The team estimates that it will take approximately two years to develop Sunburst into a marketable product, but that once the product is on the market, there is excellent growth potential. You know that you will need additional investors and expertise to get the business off the ground. You need to develop a plan for a business form that will be attractive to potential investors and partners, and will address their concerns.

 

Finance and politics are not your strong suits, and you aren't very interested in the day-to-day business operations of Sunburst—you'd rather spend most of your time inventing new products. The start-up team believes that the business will need someone with finance skills. You also need a visionary CEO. Ideally, this person should have connections and experience in the solar industry. You have asked Elon Helios, a forward-thinking figure in the solar energy field, who is known for being a rainmaker. Helios has expressed some interest, but it will take significant incentives to get him on board.

 

Although Tanya has little money to invest, she has excellent networking skills, and she has found a potential investor, Carmen Santiago, who thinks that the product may have potential.
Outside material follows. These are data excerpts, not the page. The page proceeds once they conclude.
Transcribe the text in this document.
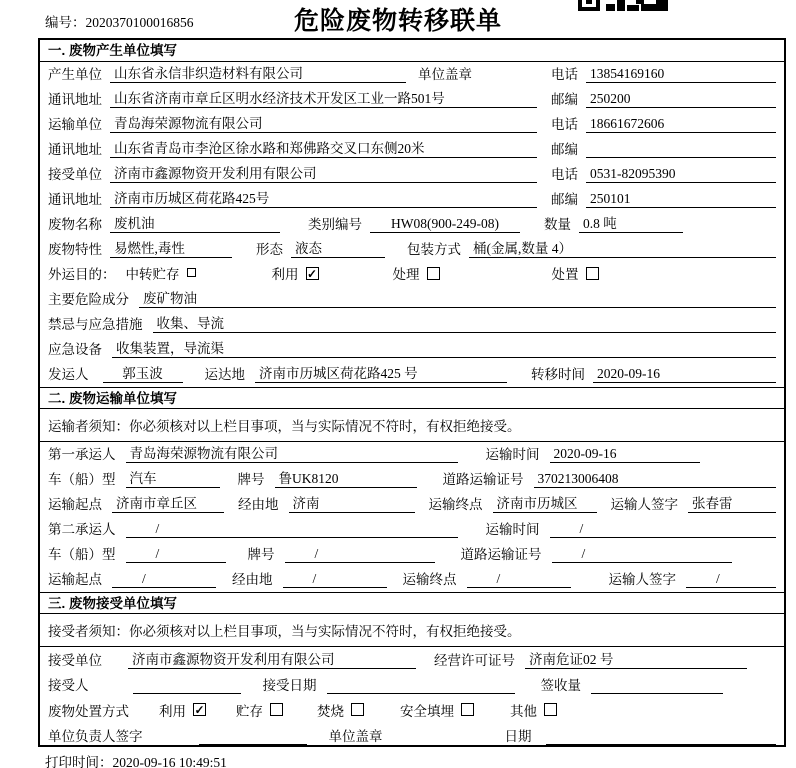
编号：2020370100016856	危险废物转移联单
一. 废物产生单位填写
产生单位 山东省永信非织造材料有限公司	单位盖章	电话 13854169160
通讯地址 山东省济南市章丘区明水经济技术开发区工业一路501号	邮编 250200
运输单位 青岛海荣源物流有限公司	电话 18661672606
通讯地址 山东省青岛市李沧区徐水路和郑佛路交叉口东侧20米	邮编
接受单位 济南市鑫源物资开发利用有限公司	电话 0531-82095390
通讯地址 济南市历城区荷花路425号	邮编 250101
废物名称 废机油	类别编号	HW08(900-249-08)	数量 0.8 吨
废物特性 易燃性,毒性	形态 液态	包装方式 桶(金属,数量 4）
外运目的： 中转贮存	利用 ✓	处理	处置
主要危险成分 废矿物油
禁忌与应急措施 收集、导流
应急设备 收集装置，导流渠
发运人	郭玉波	运达地 济南市历城区荷花路425 号	转移时间 2020-09-16
二. 废物运输单位填写
运输者须知：你必须核对以上栏目事项，当与实际情况不符时，有权拒绝接受。
第一承运人 青岛海荣源物流有限公司	运输时间 2020-09-16
车（船）型 汽车	牌号 鲁UK8120	道路运输证号 370213006408
运输起点 济南市章丘区	经由地 济南	运输终点 济南市历城区	运输人签字 张春雷
第二承运人	/	运输时间	/
车（船）型	/	牌号	/	道路运输证号	/
运输起点	/	经由地	/	运输终点	/	运输人签字	/
三. 废物接受单位填写
接受者须知：你必须核对以上栏目事项，当与实际情况不符时，有权拒绝接受。
接受单位 济南市鑫源物资开发利用有限公司	经营许可证号 济南危证02 号
接受人	接受日期	签收量
废物处置方式 利用 ✓ 贮存	焚烧	安全填埋	其他
单位负责人签字	单位盖章	日期
打印时间：2020-09-16 10:49:51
Santiago does not want to be involved in running the business.

 

Ravi has identified a good candidate with finance experience. This individual does not want to invest in the company, but he would expect a good salary and benefits.

 

The team has created a tentative business plan, which has two target stages: The first stage involves local (geographical region) manufacturing with a focus on local solar energy providers; the second stage will begin five years from start-up, at which point the business will expand nationally (or possibly internationally) targeting the market of all potential solar energy customers. The potential investors and participants want to know what legal form the business will take before they agree to participate.

 

The questions that I need advice on:

 

  • What types of business organizations are available to entrepreneurs?
  • What are the advantages and disadvantages of each alternative?
  • What are the two best choices and why?
  • How would you explain the choices to your investors?

 

  • What are the different legal forms of business to might consider? There are at least six factors that will influence your choice:
  • creation and maintenance
  • continuity
  • ownership and control
  • personal liability
  • compensation and division of profits
  • taxation
  • What is the proposed choice for the legal form of business? Include the reasoning based on the preceding six factors and any other relevant factors.

 

Also..

 

  1. Sunburst's primary goals are innovation and customer responsiveness. How should the mission statement articulate these goals? How can this statement be drafted so that it is clear, concise, and meaningful to organization stakeholders?
  2. What key tasks must be accomplished in order to meet the organization's goals? What individuals or groups will have responsibility for delivering these processes or items?
  3. Will individuals have titles and, if so, which individuals? What will those titles be?
  4. To whom will individuals report? Why?
  5. What are the possible impacts of outsourcing the HR function? What are the pros and cons of doing so? Make a recommendation in your paper. If you decide to keep HR in house, make sure its place in your business structure is reflected in your organization chart.
  6. Consider all other relevant factors (for example, will your business structure be functional, centralized, or decentralized, etc.).